Prosecutors accuse staff at Cumhuriyet, one of few media outlets still critical of President Recep Tayyip Erdogan, of committing crimes on behalf of Kurdish militants and the network of Fethullah Gulen, a US-based cleric blamed for orchestrating the July coup attempt.
Journalists at the paper were suspected of seeking to precipitate the coup through “subliminal messages” in their columns before it happened, the state-run Anadolu agency said.
Cumhuriyet vowed “we will not surrender” in a front-page headline.
Dozens of people staged a vigil in front of its Istanbul offices overnight, some wrapped in blankets as they slept on benches while police guarded barriers outside.
“Even if Cumhuriyet’s executives and writers are detained, our newspaper will continue its fight for democracy and freedom to the end,” it said in a defiant editorial which described the arrests as the start of an attempt to close the paper.
It said its pages had repeatedly warned that Gulen’s movement represented a danger to the Republic and wanted to abolish secularism.
The paper said it had in the past been targeted by prosecutors and judges aligned with Gulen.
Turkey’s authorities have bristled at the Western reaction to the abortive coup, in which rogue soldiers used fighter jets and tanks to attack parliament and other key buildings, killing more than 240 people, many of them civilians.
They see European leaders as quick to condemn wide-scale purges of suspected plotters, but reluctant to accept the gravity of the putsch and the threat to the state.
“We have no problem with press freedom. This is what we can’t agree with our European friends.

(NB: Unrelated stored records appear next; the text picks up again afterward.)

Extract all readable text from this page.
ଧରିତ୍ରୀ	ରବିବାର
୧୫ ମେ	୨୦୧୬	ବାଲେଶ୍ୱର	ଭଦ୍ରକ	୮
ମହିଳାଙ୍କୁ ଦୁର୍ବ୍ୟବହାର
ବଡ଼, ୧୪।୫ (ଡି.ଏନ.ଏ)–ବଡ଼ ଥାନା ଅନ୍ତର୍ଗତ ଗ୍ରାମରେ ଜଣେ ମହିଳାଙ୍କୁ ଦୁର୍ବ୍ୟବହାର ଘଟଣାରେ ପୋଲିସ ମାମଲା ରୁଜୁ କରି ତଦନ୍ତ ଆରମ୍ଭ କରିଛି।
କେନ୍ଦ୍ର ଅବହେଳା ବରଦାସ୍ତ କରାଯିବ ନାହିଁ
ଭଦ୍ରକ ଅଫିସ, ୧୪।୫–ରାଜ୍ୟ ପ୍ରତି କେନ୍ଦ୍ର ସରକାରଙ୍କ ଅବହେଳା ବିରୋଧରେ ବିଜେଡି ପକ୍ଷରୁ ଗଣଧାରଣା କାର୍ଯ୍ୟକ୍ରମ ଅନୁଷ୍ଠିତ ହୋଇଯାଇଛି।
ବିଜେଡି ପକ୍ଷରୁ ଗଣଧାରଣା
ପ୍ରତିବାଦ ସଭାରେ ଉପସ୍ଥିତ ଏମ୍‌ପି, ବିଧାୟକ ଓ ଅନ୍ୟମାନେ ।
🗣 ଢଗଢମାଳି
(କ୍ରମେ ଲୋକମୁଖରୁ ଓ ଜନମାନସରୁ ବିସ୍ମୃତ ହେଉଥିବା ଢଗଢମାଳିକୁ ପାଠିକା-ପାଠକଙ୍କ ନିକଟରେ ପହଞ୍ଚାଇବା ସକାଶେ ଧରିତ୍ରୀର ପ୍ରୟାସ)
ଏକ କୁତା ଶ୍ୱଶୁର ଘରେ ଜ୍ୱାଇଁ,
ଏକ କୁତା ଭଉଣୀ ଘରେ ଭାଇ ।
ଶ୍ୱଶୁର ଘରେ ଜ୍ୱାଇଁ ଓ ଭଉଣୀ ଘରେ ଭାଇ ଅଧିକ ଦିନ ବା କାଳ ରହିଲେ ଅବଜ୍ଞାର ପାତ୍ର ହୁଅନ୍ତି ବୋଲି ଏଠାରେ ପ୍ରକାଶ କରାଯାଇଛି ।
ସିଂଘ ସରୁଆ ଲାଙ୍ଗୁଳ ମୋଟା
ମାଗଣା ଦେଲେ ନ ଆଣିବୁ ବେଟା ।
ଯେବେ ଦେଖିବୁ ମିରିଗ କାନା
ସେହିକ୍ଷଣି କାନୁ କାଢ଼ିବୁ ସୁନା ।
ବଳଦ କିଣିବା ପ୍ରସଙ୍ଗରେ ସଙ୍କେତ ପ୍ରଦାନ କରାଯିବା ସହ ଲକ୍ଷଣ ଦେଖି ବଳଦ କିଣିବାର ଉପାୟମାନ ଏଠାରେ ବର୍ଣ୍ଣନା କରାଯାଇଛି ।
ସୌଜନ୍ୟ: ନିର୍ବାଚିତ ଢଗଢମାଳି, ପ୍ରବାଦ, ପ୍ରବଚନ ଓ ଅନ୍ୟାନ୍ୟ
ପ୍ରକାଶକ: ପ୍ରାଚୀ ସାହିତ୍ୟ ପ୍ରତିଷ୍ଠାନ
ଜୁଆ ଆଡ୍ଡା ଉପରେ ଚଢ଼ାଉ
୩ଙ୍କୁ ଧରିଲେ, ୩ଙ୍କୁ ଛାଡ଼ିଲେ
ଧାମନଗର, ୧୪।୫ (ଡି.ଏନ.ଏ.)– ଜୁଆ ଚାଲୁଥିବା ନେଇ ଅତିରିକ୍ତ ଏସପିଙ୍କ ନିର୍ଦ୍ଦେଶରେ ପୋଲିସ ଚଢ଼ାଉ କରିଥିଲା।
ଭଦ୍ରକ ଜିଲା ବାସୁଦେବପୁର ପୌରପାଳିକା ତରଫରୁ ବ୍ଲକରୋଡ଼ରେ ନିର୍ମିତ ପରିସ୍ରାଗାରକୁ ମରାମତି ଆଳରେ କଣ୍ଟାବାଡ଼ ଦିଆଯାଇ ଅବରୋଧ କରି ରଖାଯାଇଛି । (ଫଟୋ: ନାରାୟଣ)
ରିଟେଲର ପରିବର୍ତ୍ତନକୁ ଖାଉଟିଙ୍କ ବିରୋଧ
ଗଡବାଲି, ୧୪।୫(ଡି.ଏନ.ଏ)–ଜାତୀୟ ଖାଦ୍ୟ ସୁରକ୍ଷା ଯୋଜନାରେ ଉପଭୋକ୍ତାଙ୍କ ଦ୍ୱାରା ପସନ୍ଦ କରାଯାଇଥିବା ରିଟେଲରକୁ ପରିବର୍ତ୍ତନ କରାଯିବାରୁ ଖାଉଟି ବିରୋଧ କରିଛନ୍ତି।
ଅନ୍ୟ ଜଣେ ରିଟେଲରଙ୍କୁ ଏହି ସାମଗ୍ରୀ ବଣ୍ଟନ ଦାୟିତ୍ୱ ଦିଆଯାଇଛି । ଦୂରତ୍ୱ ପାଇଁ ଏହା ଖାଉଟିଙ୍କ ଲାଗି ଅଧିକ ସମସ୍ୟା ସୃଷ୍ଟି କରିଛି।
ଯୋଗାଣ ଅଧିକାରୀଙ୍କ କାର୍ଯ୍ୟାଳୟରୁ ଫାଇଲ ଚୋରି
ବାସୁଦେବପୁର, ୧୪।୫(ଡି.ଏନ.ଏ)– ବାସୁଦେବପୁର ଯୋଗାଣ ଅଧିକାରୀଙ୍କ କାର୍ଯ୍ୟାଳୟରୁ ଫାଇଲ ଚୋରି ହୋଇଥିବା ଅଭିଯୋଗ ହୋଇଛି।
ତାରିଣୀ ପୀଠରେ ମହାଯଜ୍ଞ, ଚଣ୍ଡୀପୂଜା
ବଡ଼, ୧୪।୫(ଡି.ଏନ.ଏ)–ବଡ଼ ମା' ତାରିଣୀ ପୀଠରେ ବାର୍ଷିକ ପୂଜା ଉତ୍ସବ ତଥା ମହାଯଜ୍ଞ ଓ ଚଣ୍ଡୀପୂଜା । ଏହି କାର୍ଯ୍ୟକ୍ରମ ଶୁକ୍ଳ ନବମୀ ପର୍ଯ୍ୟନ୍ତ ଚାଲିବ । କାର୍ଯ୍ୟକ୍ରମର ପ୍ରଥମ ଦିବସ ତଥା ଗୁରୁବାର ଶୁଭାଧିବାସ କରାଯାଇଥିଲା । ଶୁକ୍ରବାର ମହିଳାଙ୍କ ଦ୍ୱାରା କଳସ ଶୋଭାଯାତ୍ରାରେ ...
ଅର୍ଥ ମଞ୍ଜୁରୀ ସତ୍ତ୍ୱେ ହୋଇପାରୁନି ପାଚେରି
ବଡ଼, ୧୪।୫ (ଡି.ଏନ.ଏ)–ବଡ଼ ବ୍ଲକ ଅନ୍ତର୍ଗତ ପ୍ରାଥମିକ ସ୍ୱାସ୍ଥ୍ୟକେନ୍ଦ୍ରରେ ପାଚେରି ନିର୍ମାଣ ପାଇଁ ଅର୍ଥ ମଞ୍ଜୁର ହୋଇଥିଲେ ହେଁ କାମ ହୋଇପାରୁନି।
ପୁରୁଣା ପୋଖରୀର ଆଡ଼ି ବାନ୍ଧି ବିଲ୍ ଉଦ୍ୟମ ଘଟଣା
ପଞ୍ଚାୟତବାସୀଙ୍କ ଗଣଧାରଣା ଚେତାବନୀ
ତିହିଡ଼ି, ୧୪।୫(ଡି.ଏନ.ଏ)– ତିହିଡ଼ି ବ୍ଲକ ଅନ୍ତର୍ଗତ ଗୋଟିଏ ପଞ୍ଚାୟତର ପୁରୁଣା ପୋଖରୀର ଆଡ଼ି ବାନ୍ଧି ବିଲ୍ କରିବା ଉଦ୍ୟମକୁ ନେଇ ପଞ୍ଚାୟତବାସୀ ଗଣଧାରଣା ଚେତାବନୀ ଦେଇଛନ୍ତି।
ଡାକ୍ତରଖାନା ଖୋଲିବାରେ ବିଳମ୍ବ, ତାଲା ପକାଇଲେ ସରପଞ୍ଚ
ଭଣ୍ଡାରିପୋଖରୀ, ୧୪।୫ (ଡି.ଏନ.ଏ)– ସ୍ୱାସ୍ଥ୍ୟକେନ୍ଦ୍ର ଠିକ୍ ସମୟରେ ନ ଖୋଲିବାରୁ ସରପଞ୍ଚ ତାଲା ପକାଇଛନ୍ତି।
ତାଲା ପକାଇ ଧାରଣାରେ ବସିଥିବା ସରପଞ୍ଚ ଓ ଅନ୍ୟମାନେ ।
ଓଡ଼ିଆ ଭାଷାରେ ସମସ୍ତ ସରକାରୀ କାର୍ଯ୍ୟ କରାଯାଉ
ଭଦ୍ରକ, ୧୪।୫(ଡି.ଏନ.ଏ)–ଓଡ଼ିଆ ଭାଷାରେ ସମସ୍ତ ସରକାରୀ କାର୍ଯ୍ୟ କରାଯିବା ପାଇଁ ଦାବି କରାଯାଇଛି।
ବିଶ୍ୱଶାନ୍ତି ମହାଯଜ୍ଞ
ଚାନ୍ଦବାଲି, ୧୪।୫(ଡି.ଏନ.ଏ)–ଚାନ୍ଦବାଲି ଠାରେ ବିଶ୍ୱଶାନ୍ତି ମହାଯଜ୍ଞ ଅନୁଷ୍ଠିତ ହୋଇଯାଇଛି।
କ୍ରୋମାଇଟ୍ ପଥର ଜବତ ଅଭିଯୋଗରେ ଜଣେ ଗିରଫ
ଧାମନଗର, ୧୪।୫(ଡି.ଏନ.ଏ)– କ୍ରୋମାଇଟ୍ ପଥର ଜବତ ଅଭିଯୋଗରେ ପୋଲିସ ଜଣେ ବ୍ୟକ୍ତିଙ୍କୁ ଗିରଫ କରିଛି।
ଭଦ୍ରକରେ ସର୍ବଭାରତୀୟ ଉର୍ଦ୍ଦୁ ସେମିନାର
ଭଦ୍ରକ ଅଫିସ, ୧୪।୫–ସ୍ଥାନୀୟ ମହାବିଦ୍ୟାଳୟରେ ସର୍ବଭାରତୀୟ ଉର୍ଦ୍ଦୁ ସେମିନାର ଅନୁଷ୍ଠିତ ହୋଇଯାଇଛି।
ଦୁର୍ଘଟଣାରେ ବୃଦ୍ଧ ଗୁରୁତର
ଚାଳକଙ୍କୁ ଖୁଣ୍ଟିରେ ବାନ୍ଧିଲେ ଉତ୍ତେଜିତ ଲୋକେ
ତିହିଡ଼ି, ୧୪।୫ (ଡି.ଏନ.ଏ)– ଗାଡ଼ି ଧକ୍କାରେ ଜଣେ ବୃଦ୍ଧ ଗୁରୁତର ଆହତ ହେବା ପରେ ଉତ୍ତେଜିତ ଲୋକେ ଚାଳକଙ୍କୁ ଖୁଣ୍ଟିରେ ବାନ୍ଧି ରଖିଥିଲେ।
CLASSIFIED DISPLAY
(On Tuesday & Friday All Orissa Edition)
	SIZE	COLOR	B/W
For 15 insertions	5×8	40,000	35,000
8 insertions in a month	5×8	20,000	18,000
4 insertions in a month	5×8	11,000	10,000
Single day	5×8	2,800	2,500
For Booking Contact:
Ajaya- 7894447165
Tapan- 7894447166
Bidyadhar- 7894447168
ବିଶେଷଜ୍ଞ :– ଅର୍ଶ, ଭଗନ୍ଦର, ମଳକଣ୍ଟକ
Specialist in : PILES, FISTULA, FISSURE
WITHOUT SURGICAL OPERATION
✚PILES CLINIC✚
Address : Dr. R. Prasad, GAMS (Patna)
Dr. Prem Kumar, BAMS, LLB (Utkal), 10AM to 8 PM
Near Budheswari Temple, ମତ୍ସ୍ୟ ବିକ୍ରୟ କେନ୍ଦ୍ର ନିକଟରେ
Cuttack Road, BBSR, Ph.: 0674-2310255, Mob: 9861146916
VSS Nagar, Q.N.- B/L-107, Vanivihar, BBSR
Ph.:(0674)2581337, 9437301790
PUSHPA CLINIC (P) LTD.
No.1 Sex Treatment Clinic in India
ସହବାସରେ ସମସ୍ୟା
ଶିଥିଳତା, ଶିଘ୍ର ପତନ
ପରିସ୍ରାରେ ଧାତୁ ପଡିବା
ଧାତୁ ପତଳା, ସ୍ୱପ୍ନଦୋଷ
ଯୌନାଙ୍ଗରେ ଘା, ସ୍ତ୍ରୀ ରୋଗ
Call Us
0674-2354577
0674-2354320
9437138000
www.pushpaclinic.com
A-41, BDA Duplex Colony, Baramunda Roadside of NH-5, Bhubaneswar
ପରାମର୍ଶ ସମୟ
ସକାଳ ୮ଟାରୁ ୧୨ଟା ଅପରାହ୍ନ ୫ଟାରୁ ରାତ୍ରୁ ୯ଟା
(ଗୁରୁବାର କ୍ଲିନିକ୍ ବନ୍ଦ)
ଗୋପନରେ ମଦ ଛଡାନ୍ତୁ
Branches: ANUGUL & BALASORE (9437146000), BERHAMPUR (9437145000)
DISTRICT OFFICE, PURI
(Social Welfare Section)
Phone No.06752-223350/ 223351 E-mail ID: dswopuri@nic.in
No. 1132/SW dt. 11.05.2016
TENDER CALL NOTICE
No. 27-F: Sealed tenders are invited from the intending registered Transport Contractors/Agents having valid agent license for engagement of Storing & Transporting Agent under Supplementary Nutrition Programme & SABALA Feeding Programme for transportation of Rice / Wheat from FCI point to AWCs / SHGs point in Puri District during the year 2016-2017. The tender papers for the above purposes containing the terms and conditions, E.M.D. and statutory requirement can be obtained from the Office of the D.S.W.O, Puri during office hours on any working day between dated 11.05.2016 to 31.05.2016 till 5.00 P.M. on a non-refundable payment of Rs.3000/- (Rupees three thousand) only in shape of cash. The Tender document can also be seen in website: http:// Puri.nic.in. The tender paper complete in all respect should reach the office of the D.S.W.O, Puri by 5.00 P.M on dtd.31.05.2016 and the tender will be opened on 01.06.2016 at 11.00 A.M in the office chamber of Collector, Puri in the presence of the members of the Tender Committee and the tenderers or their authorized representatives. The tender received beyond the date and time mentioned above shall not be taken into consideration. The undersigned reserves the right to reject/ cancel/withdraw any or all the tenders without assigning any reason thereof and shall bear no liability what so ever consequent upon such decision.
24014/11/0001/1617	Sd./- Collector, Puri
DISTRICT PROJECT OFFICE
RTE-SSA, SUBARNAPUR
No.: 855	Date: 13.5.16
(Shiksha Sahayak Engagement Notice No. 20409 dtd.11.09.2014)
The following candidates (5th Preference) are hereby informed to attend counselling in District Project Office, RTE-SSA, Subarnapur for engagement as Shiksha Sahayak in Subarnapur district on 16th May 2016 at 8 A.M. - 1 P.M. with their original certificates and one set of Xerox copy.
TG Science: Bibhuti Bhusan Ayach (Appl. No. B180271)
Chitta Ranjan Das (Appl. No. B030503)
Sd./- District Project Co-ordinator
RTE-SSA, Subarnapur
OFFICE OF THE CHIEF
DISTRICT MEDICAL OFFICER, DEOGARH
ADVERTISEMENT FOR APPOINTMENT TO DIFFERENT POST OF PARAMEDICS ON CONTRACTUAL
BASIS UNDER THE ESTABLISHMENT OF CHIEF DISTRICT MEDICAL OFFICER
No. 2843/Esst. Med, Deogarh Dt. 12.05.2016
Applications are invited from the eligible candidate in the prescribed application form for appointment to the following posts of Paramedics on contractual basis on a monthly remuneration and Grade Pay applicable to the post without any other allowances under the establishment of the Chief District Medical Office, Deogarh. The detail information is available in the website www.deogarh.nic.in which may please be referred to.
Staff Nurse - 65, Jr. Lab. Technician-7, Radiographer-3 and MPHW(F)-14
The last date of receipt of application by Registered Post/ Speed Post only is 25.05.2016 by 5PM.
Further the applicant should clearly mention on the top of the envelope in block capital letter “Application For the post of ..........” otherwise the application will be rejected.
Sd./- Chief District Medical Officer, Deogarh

They always bring up press freedom when we take steps in our fight against terrorism,” Yildirim said.
He also said that Turkey could draft a “limited measure” to bring back the death penalty if a political compromise could be reached on the issue, a move that could spell an end to its efforts to join the European Union.
Crowds have repeatedly called for the re-introduction of capital punishment, which Turkey abolished in 2002 as part of the EU accession process, and Erdogan has said he would approve it if parliament voted for it.
Turkey has classified Gulen’s network of followers as the “Gulenist Terror Organisation” (FETO), ranking it as an enemy of the state alongside the Kurdish PKK militant group, which has waged a three-decade armed insurgency, and Islamic State.
Gulen, who has lived in self-imposed exile in the United States since 1999, denies involvement in the coup attempt.
More than 110,000 of Gulen’s suspected followers have been sacked or suspended and 37,000 jailed pending trial since the coup attempt.